Durante unos segundos, Galdo cerró los ojos para concentrarse y respondió:
—Hum… trescientos veintitrés.
—Correcto. Hablando de leguas náuticas, ¿en qué se diferencian la de Vadran y la de Therin?
—Ah… en que la legua de Vadran tiene ciento cuarenta metros más.
—Muy bien. Eso es. Y ahora, a comer.
Mientras los hermanos Sanza se peleaban de manera indecorosa por la posesión de ciertos manjares, Cadenas se volvió hacia Locke, cuyo plato ya estaba medio vacío.
—Cuando lleves aquí unos cuantos días comenzaré a preguntarte lo que vas aprendiendo. Locke, si quieres comer, tendrás que aprender.
—¿Y qué tengo que aprender además de cómo poner la mesa?
—¡Todo! —Cadenas parecía muy complacido consigo mismo—. ¡Todo, muchacho! A luchar, a robar, a mentir con rostro sereno. ¡A cocinar este tipo de manjares! A disfrazarte. A hablar con un noble, a escribir como un sacerdote, a balbucir como si fueras medio tonto.
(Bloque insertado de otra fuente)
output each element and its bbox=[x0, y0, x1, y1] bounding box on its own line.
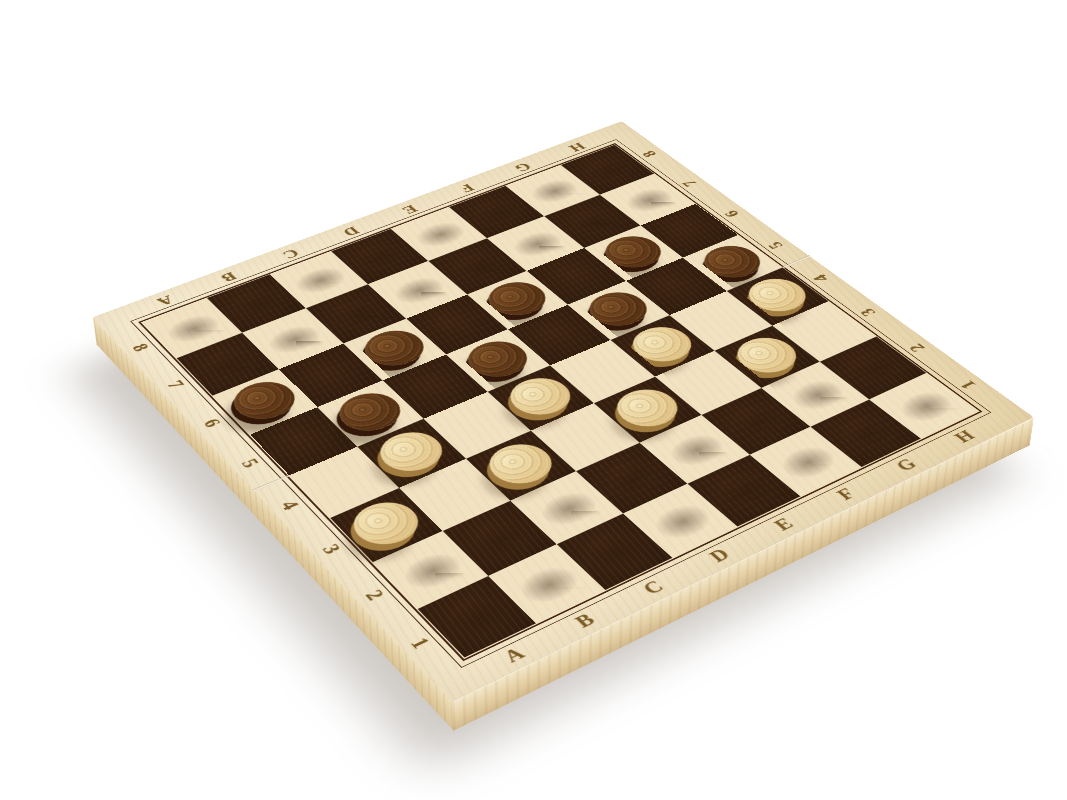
chessboard: ♜♞♝♛♚♝♞♜♟♟♟♟♟♟♟♟♟♟♟♟♟♟♟♟♜♞♝♛♚♞♝♜ AABBCCD… bbox=[92, 121, 1034, 702]
rook-icon: ♜ bbox=[395, 534, 566, 627]
product-photo-scene: ♜♞♝♛♚♝♞♜♟♟♟♟♟♟♟♟♟♟♟♟♟♟♟♟♜♞♝♛♚♞♝♜ AABBCCD… bbox=[0, 0, 1067, 800]
pawn-icon: ♟ bbox=[156, 306, 306, 373]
—Calo ya sabe hacer lo último —dijo Galdo.
—Agh mu agh na mugh baaa —dijo Calo, con la boca llena de comida.
—¿Recuerdas eso que te dije de que no harías lo mismo que los demás ladrones? Locke, aquí somos ladrones de un tipo diferente. Somos actores. Embaucadores. Yo me quedo sentado mientras pretendo ser un sacerdote de Perelandro; durante años la gente me ha estado tirando monedas. ¿Cómo crees que pago lo que hay dentro de esta madriguera de cuento de hadas, toda esta comida? Tengo cincuenta y cinco años; nadie de mi edad puede estar rondando por los tejados y forzando cerraduras para robar. Me pagan mejor por hacerme el ciego que lo que me pagarían por ser ágil y astuto. Y ahora soy demasiado lento y estoy demasiado rollizo para interesarme por nada que valga la pena.
Cadenas se terminó el contenido del vaso y se sirvió otro.
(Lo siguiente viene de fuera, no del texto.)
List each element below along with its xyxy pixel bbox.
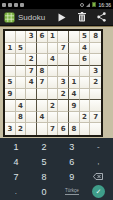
- cell-r7c6[interactable]: [58, 100, 69, 112]
- cell-r3c7[interactable]: [69, 54, 80, 66]
- cell-r5c1[interactable]: 5: [5, 77, 16, 89]
- cell-r6c8[interactable]: [80, 89, 91, 101]
- cell-r4c3[interactable]: 7: [26, 66, 37, 78]
- cell-r2c3[interactable]: [26, 43, 37, 55]
- enter-key[interactable]: ✓: [86, 184, 111, 199]
- cell-r7c5[interactable]: 2: [48, 100, 59, 112]
- cell-r8c4[interactable]: 4: [37, 112, 48, 124]
- cell-r8c6[interactable]: [58, 112, 69, 124]
- signal-icon: [86, 3, 90, 7]
- notification-icons: [2, 3, 24, 7]
- cell-r5c5[interactable]: [48, 77, 59, 89]
- cell-r2c5[interactable]: [48, 43, 59, 55]
- notification-icon-4: [20, 3, 24, 7]
- cell-r2c2[interactable]: 5: [16, 43, 27, 55]
- share-button[interactable]: [96, 12, 107, 23]
- space-language-key[interactable]: Türkçe: [58, 184, 86, 199]
- cell-r1c1[interactable]: [5, 31, 16, 43]
- cell-r9c6[interactable]: 6: [58, 123, 69, 135]
- cell-r1c3[interactable]: 3: [26, 31, 37, 43]
- key-5[interactable]: 5: [30, 154, 58, 169]
- cell-r7c9[interactable]: [90, 100, 101, 112]
- key-0[interactable]: 0: [30, 184, 58, 199]
- cell-r6c5[interactable]: [48, 89, 59, 101]
- key-7[interactable]: 7: [2, 169, 30, 184]
- key-symbol-label: .: [15, 187, 17, 196]
- battery-icon: [92, 2, 96, 7]
- key-symbol-label: ,: [97, 157, 99, 166]
- cell-r6c6[interactable]: 2: [58, 89, 69, 101]
- cell-r2c4[interactable]: [37, 43, 48, 55]
- cell-r6c9[interactable]: [90, 89, 101, 101]
- cell-r5c3[interactable]: 4: [26, 77, 37, 89]
- cell-r3c6[interactable]: [58, 54, 69, 66]
- cell-r7c3[interactable]: [26, 100, 37, 112]
- backspace-key[interactable]: [86, 169, 111, 184]
- cell-r1c7[interactable]: [69, 31, 80, 43]
- key-3[interactable]: 3: [58, 139, 86, 154]
- cell-r9c9[interactable]: [90, 123, 101, 135]
- cell-r5c9[interactable]: 2: [90, 77, 101, 89]
- cell-r9c1[interactable]: 3: [5, 123, 16, 135]
- cell-r8c9[interactable]: 7: [90, 112, 101, 124]
- cell-r3c4[interactable]: [37, 54, 48, 66]
- sudoku-app-icon: [4, 12, 15, 23]
- status-bar: 16:36: [0, 0, 113, 9]
- cell-r1c6[interactable]: [58, 31, 69, 43]
- key-8[interactable]: 8: [30, 169, 58, 184]
- cell-r7c2[interactable]: 4: [16, 100, 27, 112]
- action-bar: Sudoku: [0, 9, 113, 26]
- cell-r2c1[interactable]: 1: [5, 43, 16, 55]
- cell-r3c1[interactable]: [5, 54, 16, 66]
- key-6[interactable]: 6: [58, 154, 86, 169]
- cell-r1c8[interactable]: 5: [80, 31, 91, 43]
- cell-r6c3[interactable]: [26, 89, 37, 101]
- cell-r4c8[interactable]: [80, 66, 91, 78]
- cell-r4c9[interactable]: 3: [90, 66, 101, 78]
- alarm-icon: [80, 3, 84, 7]
- page-title: Sudoku: [18, 13, 45, 22]
- cell-r8c2[interactable]: 8: [16, 112, 27, 124]
- cell-r9c7[interactable]: 8: [69, 123, 80, 135]
- cell-r5c2[interactable]: [16, 77, 27, 89]
- cell-r6c1[interactable]: 9: [5, 89, 16, 101]
- share-icon: [97, 12, 106, 22]
- language-label: Türkçe: [65, 188, 79, 193]
- key-9[interactable]: 9: [58, 169, 86, 184]
- spacebar-underline: [65, 194, 79, 195]
- cell-r4c5[interactable]: [48, 66, 59, 78]
- play-icon: [58, 13, 66, 22]
- cell-r8c8[interactable]: 2: [80, 112, 91, 124]
- cell-r8c7[interactable]: [69, 112, 80, 124]
- cell-r6c4[interactable]: [37, 89, 48, 101]
- cell-r9c3[interactable]: [26, 123, 37, 135]
- cell-r4c6[interactable]: [58, 66, 69, 78]
- cell-r3c2[interactable]: [16, 54, 27, 66]
- board-area: 361581574246783547312924429842732768: [0, 26, 113, 138]
- cell-r5c4[interactable]: 7: [37, 77, 48, 89]
- cell-r4c1[interactable]: [5, 66, 16, 78]
- cell-r9c4[interactable]: [37, 123, 48, 135]
- cell-r2c9[interactable]: [90, 43, 101, 55]
- cell-r9c5[interactable]: 7: [48, 123, 59, 135]
- cell-r3c5[interactable]: 4: [48, 54, 59, 66]
- cell-r9c8[interactable]: [80, 123, 91, 135]
- cell-r1c5[interactable]: 1: [48, 31, 59, 43]
- cell-r5c6[interactable]: 3: [58, 77, 69, 89]
- cell-r2c8[interactable]: 4: [80, 43, 91, 55]
- cell-r4c4[interactable]: 8: [37, 66, 48, 78]
- delete-button[interactable]: [76, 12, 87, 23]
- cell-r5c7[interactable]: 1: [69, 77, 80, 89]
- cell-r2c6[interactable]: 7: [58, 43, 69, 55]
- key-symbol-label: -: [97, 142, 100, 151]
- cell-r3c9[interactable]: [90, 54, 101, 66]
- cell-r6c7[interactable]: 4: [69, 89, 80, 101]
- cell-r5c8[interactable]: [80, 77, 91, 89]
- cell-r2c7[interactable]: [69, 43, 80, 55]
- notification-icon-2: [8, 3, 12, 7]
- cell-r4c7[interactable]: [69, 66, 80, 78]
- cell-r8c1[interactable]: [5, 112, 16, 124]
- cell-r1c9[interactable]: 8: [90, 31, 101, 43]
- cell-r6c2[interactable]: [16, 89, 27, 101]
- key-comma[interactable]: ,: [86, 154, 111, 169]
- key-4[interactable]: 4: [2, 154, 30, 169]
- cell-r3c8[interactable]: 6: [80, 54, 91, 66]
- numeric-keyboard: 123-456,789.0Türkçe✓: [0, 138, 113, 200]
- key-minus[interactable]: -: [86, 139, 111, 154]
- enter-check-icon: ✓: [92, 185, 105, 198]
- backspace-icon: [93, 173, 103, 180]
- sudoku-board[interactable]: 361581574246783547312924429842732768: [3, 29, 103, 137]
- key-period[interactable]: .: [2, 184, 30, 199]
- notification-icon-1: [2, 3, 6, 7]
- cell-r7c7[interactable]: 9: [69, 100, 80, 112]
- cell-r9c2[interactable]: 2: [16, 123, 27, 135]
- cell-r8c3[interactable]: [26, 112, 37, 124]
- key-1[interactable]: 1: [2, 139, 30, 154]
- cell-r3c3[interactable]: 2: [26, 54, 37, 66]
- cell-r8c5[interactable]: [48, 112, 59, 124]
- trash-icon: [78, 12, 86, 22]
- key-2[interactable]: 2: [30, 139, 58, 154]
- cell-r4c2[interactable]: [16, 66, 27, 78]
- cell-r1c2[interactable]: [16, 31, 27, 43]
- cell-r7c8[interactable]: [80, 100, 91, 112]
- cell-r7c4[interactable]: [37, 100, 48, 112]
- clock-text: 16:36: [98, 2, 111, 8]
- notification-icon-3: [14, 3, 18, 7]
- play-button[interactable]: [56, 12, 67, 23]
- cell-r1c4[interactable]: 6: [37, 31, 48, 43]
- cell-r7c1[interactable]: [5, 100, 16, 112]
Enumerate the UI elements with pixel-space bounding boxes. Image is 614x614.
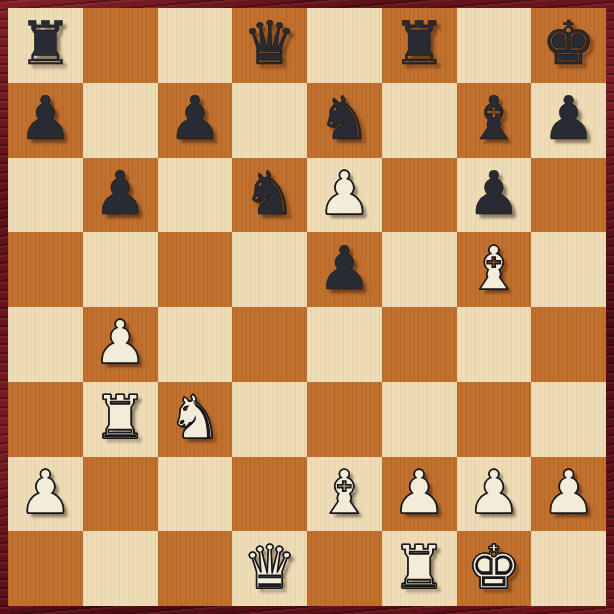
square-a3[interactable] [8, 382, 83, 457]
square-b2[interactable] [83, 457, 158, 532]
square-c2[interactable] [158, 457, 233, 532]
piece-black-pawn[interactable]: ♟ [93, 163, 147, 223]
piece-black-knight[interactable]: ♞ [317, 88, 371, 148]
square-e2[interactable]: ♝ [307, 457, 382, 532]
square-g4[interactable] [457, 307, 532, 382]
piece-black-rook[interactable]: ♜ [18, 13, 72, 73]
square-e7[interactable]: ♞ [307, 83, 382, 158]
square-c1[interactable] [158, 531, 233, 606]
square-f5[interactable] [382, 232, 457, 307]
piece-white-pawn[interactable]: ♟ [467, 462, 521, 522]
square-f8[interactable]: ♜ [382, 8, 457, 83]
square-f3[interactable] [382, 382, 457, 457]
square-h7[interactable]: ♟ [531, 83, 606, 158]
piece-black-rook[interactable]: ♜ [392, 13, 446, 73]
square-h5[interactable] [531, 232, 606, 307]
piece-white-bishop[interactable]: ♝ [317, 462, 371, 522]
square-a1[interactable] [8, 531, 83, 606]
piece-white-pawn[interactable]: ♟ [392, 462, 446, 522]
square-a8[interactable]: ♜ [8, 8, 83, 83]
square-h2[interactable]: ♟ [531, 457, 606, 532]
piece-black-pawn[interactable]: ♟ [467, 163, 521, 223]
square-b3[interactable]: ♜ [83, 382, 158, 457]
square-d6[interactable]: ♞ [232, 158, 307, 233]
square-b8[interactable] [83, 8, 158, 83]
piece-white-king[interactable]: ♚ [467, 537, 521, 597]
piece-black-knight[interactable]: ♞ [243, 163, 297, 223]
square-e6[interactable]: ♟ [307, 158, 382, 233]
piece-white-knight[interactable]: ♞ [168, 387, 222, 447]
piece-black-pawn[interactable]: ♟ [542, 88, 596, 148]
piece-black-pawn[interactable]: ♟ [168, 88, 222, 148]
square-b7[interactable] [83, 83, 158, 158]
square-h3[interactable] [531, 382, 606, 457]
square-a4[interactable] [8, 307, 83, 382]
square-h8[interactable]: ♚ [531, 8, 606, 83]
piece-black-pawn[interactable]: ♟ [317, 238, 371, 298]
square-c4[interactable] [158, 307, 233, 382]
piece-white-pawn[interactable]: ♟ [93, 312, 147, 372]
square-b4[interactable]: ♟ [83, 307, 158, 382]
square-d8[interactable]: ♛ [232, 8, 307, 83]
square-c7[interactable]: ♟ [158, 83, 233, 158]
piece-white-bishop[interactable]: ♝ [467, 238, 521, 298]
piece-white-queen[interactable]: ♛ [243, 537, 297, 597]
square-d3[interactable] [232, 382, 307, 457]
square-h1[interactable] [531, 531, 606, 606]
square-e8[interactable] [307, 8, 382, 83]
piece-white-pawn[interactable]: ♟ [18, 462, 72, 522]
square-f6[interactable] [382, 158, 457, 233]
square-e3[interactable] [307, 382, 382, 457]
square-c3[interactable]: ♞ [158, 382, 233, 457]
square-e1[interactable] [307, 531, 382, 606]
square-d7[interactable] [232, 83, 307, 158]
square-c5[interactable] [158, 232, 233, 307]
piece-white-pawn[interactable]: ♟ [542, 462, 596, 522]
square-f4[interactable] [382, 307, 457, 382]
square-f2[interactable]: ♟ [382, 457, 457, 532]
piece-black-king[interactable]: ♚ [542, 13, 596, 73]
piece-white-pawn[interactable]: ♟ [317, 163, 371, 223]
square-f1[interactable]: ♜ [382, 531, 457, 606]
square-e4[interactable] [307, 307, 382, 382]
square-c8[interactable] [158, 8, 233, 83]
square-d1[interactable]: ♛ [232, 531, 307, 606]
square-d2[interactable] [232, 457, 307, 532]
square-a7[interactable]: ♟ [8, 83, 83, 158]
square-b6[interactable]: ♟ [83, 158, 158, 233]
square-a5[interactable] [8, 232, 83, 307]
square-g2[interactable]: ♟ [457, 457, 532, 532]
piece-black-pawn[interactable]: ♟ [18, 88, 72, 148]
square-b5[interactable] [83, 232, 158, 307]
chess-board-frame: ♜♛♜♚♟♟♞♝♟♟♞♟♟♟♝♟♜♞♟♝♟♟♟♛♜♚ [0, 0, 614, 614]
square-g7[interactable]: ♝ [457, 83, 532, 158]
square-a6[interactable] [8, 158, 83, 233]
square-g5[interactable]: ♝ [457, 232, 532, 307]
square-a2[interactable]: ♟ [8, 457, 83, 532]
square-b1[interactable] [83, 531, 158, 606]
square-f7[interactable] [382, 83, 457, 158]
square-d4[interactable] [232, 307, 307, 382]
square-d5[interactable] [232, 232, 307, 307]
square-g6[interactable]: ♟ [457, 158, 532, 233]
square-g1[interactable]: ♚ [457, 531, 532, 606]
square-g8[interactable] [457, 8, 532, 83]
piece-black-queen[interactable]: ♛ [243, 13, 297, 73]
piece-white-rook[interactable]: ♜ [392, 537, 446, 597]
chess-board: ♜♛♜♚♟♟♞♝♟♟♞♟♟♟♝♟♜♞♟♝♟♟♟♛♜♚ [8, 8, 606, 606]
square-h6[interactable] [531, 158, 606, 233]
piece-black-bishop[interactable]: ♝ [467, 88, 521, 148]
square-h4[interactable] [531, 307, 606, 382]
piece-white-rook[interactable]: ♜ [93, 387, 147, 447]
square-g3[interactable] [457, 382, 532, 457]
square-c6[interactable] [158, 158, 233, 233]
square-e5[interactable]: ♟ [307, 232, 382, 307]
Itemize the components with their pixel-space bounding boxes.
—Pero tú, tú, Calo, Galdo y Sabetha… vosotros cuatro tendréis las ventajas que yo no tuve. Vuestra educación será minuciosa y vigorosa. Refinaré mis ideas y mis técnicas. Y cuando haya terminado, las cosas que los cuatro podréis conseguir… harán que las pequeñas tonterías que hice en este templo parezcan simples y desprovistas de ambición.
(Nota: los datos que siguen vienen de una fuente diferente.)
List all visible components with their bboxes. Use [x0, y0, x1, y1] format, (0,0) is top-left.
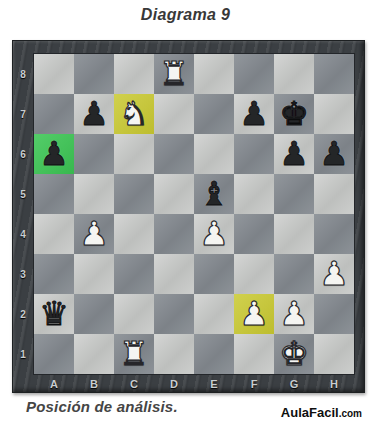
square-c4 [114, 214, 154, 254]
file-label-a: A [34, 375, 74, 393]
square-b2 [74, 294, 114, 334]
square-d2 [154, 294, 194, 334]
square-d8: ♜ [154, 54, 194, 94]
rank-labels: 87654321 [12, 54, 34, 374]
white-pawn: ♟ [314, 254, 354, 294]
square-h4 [314, 214, 354, 254]
square-f7: ♟ [234, 94, 274, 134]
square-b8 [74, 54, 114, 94]
diagram-title: Diagrama 9 [0, 6, 371, 24]
square-g2: ♟ [274, 294, 314, 334]
square-e4: ♟ [194, 214, 234, 254]
square-b6 [74, 134, 114, 174]
square-e7 [194, 94, 234, 134]
square-a8 [34, 54, 74, 94]
square-h2 [314, 294, 354, 334]
file-label-e: E [194, 375, 234, 393]
page: Diagrama 9 87654321 ♜♟♞♟♚♟♟♟♝♟♟♟♛♟♟♜♚ AB… [0, 0, 371, 426]
square-c3 [114, 254, 154, 294]
white-rook: ♜ [114, 334, 154, 374]
black-pawn: ♟ [74, 94, 114, 134]
chess-board: ♜♟♞♟♚♟♟♟♝♟♟♟♛♟♟♜♚ [34, 54, 354, 374]
square-f5 [234, 174, 274, 214]
square-g3 [274, 254, 314, 294]
square-e6 [194, 134, 234, 174]
black-bishop: ♝ [194, 174, 234, 214]
brand-suffix: .com [339, 408, 362, 419]
square-d6 [154, 134, 194, 174]
rank-label-8: 8 [12, 54, 34, 94]
black-king: ♚ [274, 94, 314, 134]
square-c6 [114, 134, 154, 174]
square-d7 [154, 94, 194, 134]
file-label-b: B [74, 375, 114, 393]
square-a3 [34, 254, 74, 294]
rank-label-2: 2 [12, 294, 34, 334]
square-b1 [74, 334, 114, 374]
white-rook: ♜ [154, 54, 194, 94]
black-pawn: ♟ [314, 134, 354, 174]
square-f3 [234, 254, 274, 294]
file-labels: ABCDEFGH [34, 375, 354, 393]
white-knight: ♞ [114, 94, 154, 134]
square-f6 [234, 134, 274, 174]
square-f1 [234, 334, 274, 374]
square-a4 [34, 214, 74, 254]
square-f2: ♟ [234, 294, 274, 334]
square-d4 [154, 214, 194, 254]
square-e2 [194, 294, 234, 334]
square-h8 [314, 54, 354, 94]
square-d3 [154, 254, 194, 294]
file-label-d: D [154, 375, 194, 393]
square-c7: ♞ [114, 94, 154, 134]
square-h5 [314, 174, 354, 214]
square-e1 [194, 334, 234, 374]
black-pawn: ♟ [274, 134, 314, 174]
square-d1 [154, 334, 194, 374]
square-g5 [274, 174, 314, 214]
square-a5 [34, 174, 74, 214]
square-c2 [114, 294, 154, 334]
square-a2: ♛ [34, 294, 74, 334]
square-c8 [114, 54, 154, 94]
rank-label-7: 7 [12, 94, 34, 134]
square-f4 [234, 214, 274, 254]
rank-label-3: 3 [12, 254, 34, 294]
square-a7 [34, 94, 74, 134]
black-queen: ♛ [34, 294, 74, 334]
square-g6: ♟ [274, 134, 314, 174]
caption: Posición de análisis. [26, 398, 178, 415]
square-b7: ♟ [74, 94, 114, 134]
square-g7: ♚ [274, 94, 314, 134]
square-a1 [34, 334, 74, 374]
square-c5 [114, 174, 154, 214]
square-b4: ♟ [74, 214, 114, 254]
black-pawn: ♟ [234, 94, 274, 134]
file-label-h: H [314, 375, 354, 393]
rank-label-4: 4 [12, 214, 34, 254]
black-pawn: ♟ [34, 134, 74, 174]
white-pawn: ♟ [234, 294, 274, 334]
square-b3 [74, 254, 114, 294]
brand-logo: AulaFacil.com [281, 403, 362, 421]
square-b5 [74, 174, 114, 214]
rank-label-1: 1 [12, 334, 34, 374]
square-h1 [314, 334, 354, 374]
square-g8 [274, 54, 314, 94]
square-h6: ♟ [314, 134, 354, 174]
white-pawn: ♟ [194, 214, 234, 254]
file-label-g: G [274, 375, 314, 393]
chess-board-frame: 87654321 ♜♟♞♟♚♟♟♟♝♟♟♟♛♟♟♜♚ ABCDEFGH [12, 40, 365, 393]
square-g4 [274, 214, 314, 254]
white-pawn: ♟ [274, 294, 314, 334]
file-label-c: C [114, 375, 154, 393]
square-d5 [154, 174, 194, 214]
square-h7 [314, 94, 354, 134]
white-pawn: ♟ [74, 214, 114, 254]
square-g1: ♚ [274, 334, 314, 374]
square-e8 [194, 54, 234, 94]
rank-label-6: 6 [12, 134, 34, 174]
white-king: ♚ [274, 334, 314, 374]
square-h3: ♟ [314, 254, 354, 294]
rank-label-5: 5 [12, 174, 34, 214]
brand-name: AulaFacil [281, 405, 339, 420]
file-label-f: F [234, 375, 274, 393]
square-e3 [194, 254, 234, 294]
square-a6: ♟ [34, 134, 74, 174]
square-e5: ♝ [194, 174, 234, 214]
square-f8 [234, 54, 274, 94]
square-c1: ♜ [114, 334, 154, 374]
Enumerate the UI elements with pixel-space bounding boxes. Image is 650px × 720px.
—Suena bien —dijo Locke, que ya acusaba los efectos del vino; una cálida confusión de alegría mezclada con conmiseración le recorría el cuerpo, suprimiendo la tensión y la pena que habían llegado a convertirse en su segunda naturaleza cuando era uno de los huérfanos de la Colina de las Sombras—. ¿Por dónde comenzamos?
—Tranquilo. Esta noche, a menos que te encuentres atareado vomitando la primera comida decente en toda tu vida, Calo y Galdo te darán un baño. Y cuando te hayas convertido en una compañía menos aromática, podrás irte a dormir. Mañana te vestirás con unos hábitos de acólito y te sentarás en los escalones con nosotros para recoger las monedas. Por la noche… —Cadenas se rascó la barba mientras echaba un trago del vaso— te llevaré conmigo para que veas al gran hombre. Capa Barsavi. Siempre ha mostrado gran curiosidad por conocerte.